When native desert plants are irrigated regularly, they can produce a tremendous amount of new growth. This can be good from the perspective of shade and screening, but the new growth is often weak and can fail during storms. In addition, any plant that is growing too quickly can obstruct a view or interfere with pedestrians.
The traditional treatment for excessive growth is pruning to reduce tree size. This method promotes growth in the most desirable direction and allows a precise reduction in tree height or width. However depending on the species, pruning needs can be extensive and frequent. In some cases, tree growth regulators may be a good alternative to pruning multiple times per year.
When tree growth regulators are properly applied to the soil or foliage of trees and shrubs, the length of new shoots can be reduced by 50% or more.
With shrubs, the growth regulator is applied to the foliage and persists for approximately three months.
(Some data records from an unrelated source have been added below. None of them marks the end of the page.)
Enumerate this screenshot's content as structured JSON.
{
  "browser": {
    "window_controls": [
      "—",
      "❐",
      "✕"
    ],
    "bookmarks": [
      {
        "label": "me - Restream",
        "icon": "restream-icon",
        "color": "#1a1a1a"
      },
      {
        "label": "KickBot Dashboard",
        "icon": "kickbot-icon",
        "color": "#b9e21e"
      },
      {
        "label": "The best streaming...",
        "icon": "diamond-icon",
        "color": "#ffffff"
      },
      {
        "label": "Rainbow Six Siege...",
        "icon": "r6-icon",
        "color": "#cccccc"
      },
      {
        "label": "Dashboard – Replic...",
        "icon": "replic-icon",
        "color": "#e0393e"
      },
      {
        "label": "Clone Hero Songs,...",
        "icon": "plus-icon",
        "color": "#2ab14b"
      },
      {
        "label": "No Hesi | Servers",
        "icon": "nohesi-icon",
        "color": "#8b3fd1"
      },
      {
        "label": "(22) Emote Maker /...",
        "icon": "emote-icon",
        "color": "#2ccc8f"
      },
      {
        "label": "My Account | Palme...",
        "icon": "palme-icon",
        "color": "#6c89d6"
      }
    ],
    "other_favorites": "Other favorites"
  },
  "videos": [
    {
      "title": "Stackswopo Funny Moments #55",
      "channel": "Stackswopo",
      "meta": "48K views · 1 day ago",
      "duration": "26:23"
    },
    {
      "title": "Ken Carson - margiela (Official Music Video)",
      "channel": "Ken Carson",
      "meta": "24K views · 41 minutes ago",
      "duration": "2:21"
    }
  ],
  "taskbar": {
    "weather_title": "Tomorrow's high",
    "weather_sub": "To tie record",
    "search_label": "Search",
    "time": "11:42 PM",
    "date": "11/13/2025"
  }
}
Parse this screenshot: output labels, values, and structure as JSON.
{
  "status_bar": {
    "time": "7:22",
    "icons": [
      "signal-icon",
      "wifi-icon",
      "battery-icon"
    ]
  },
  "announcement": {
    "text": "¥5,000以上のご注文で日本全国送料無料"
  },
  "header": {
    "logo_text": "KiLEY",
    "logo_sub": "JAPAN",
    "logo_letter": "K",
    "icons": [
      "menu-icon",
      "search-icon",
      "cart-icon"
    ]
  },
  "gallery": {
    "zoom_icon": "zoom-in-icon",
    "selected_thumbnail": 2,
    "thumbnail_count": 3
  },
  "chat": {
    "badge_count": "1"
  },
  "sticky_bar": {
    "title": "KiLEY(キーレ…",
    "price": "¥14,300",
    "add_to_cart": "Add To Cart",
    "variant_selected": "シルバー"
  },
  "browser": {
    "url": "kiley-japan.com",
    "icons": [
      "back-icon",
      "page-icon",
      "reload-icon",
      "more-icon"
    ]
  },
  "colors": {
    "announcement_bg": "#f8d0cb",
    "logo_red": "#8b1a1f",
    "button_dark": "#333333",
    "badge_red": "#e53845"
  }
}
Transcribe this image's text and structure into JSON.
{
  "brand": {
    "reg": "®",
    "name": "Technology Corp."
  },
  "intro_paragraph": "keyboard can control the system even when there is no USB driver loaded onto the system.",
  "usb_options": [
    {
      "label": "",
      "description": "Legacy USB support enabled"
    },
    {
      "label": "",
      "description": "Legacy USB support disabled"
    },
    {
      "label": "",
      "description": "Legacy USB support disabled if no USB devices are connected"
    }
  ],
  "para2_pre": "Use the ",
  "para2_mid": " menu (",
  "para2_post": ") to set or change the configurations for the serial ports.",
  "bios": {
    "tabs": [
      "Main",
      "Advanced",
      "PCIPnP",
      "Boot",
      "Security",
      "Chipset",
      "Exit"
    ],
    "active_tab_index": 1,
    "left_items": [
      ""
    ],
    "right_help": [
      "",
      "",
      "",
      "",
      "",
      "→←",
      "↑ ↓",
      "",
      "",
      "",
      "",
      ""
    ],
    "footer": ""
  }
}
With trees, the growth regulator is applied to the soil and is taken up over time. The effects of soil-applied growth regulators may not be seen immediately, but can last up to three years.
There are also some additional benefits of growth regulators. Because growth is reduced without impacting the amount of chlorophyll in the plant, treated plants can look greener and have denser flowering. Growth regulators can also increase resistance to some foliar diseases. Not all desert plants are appropriate for growth regulation. A Certified Arborist can help you determine if these materials will work on your landscape.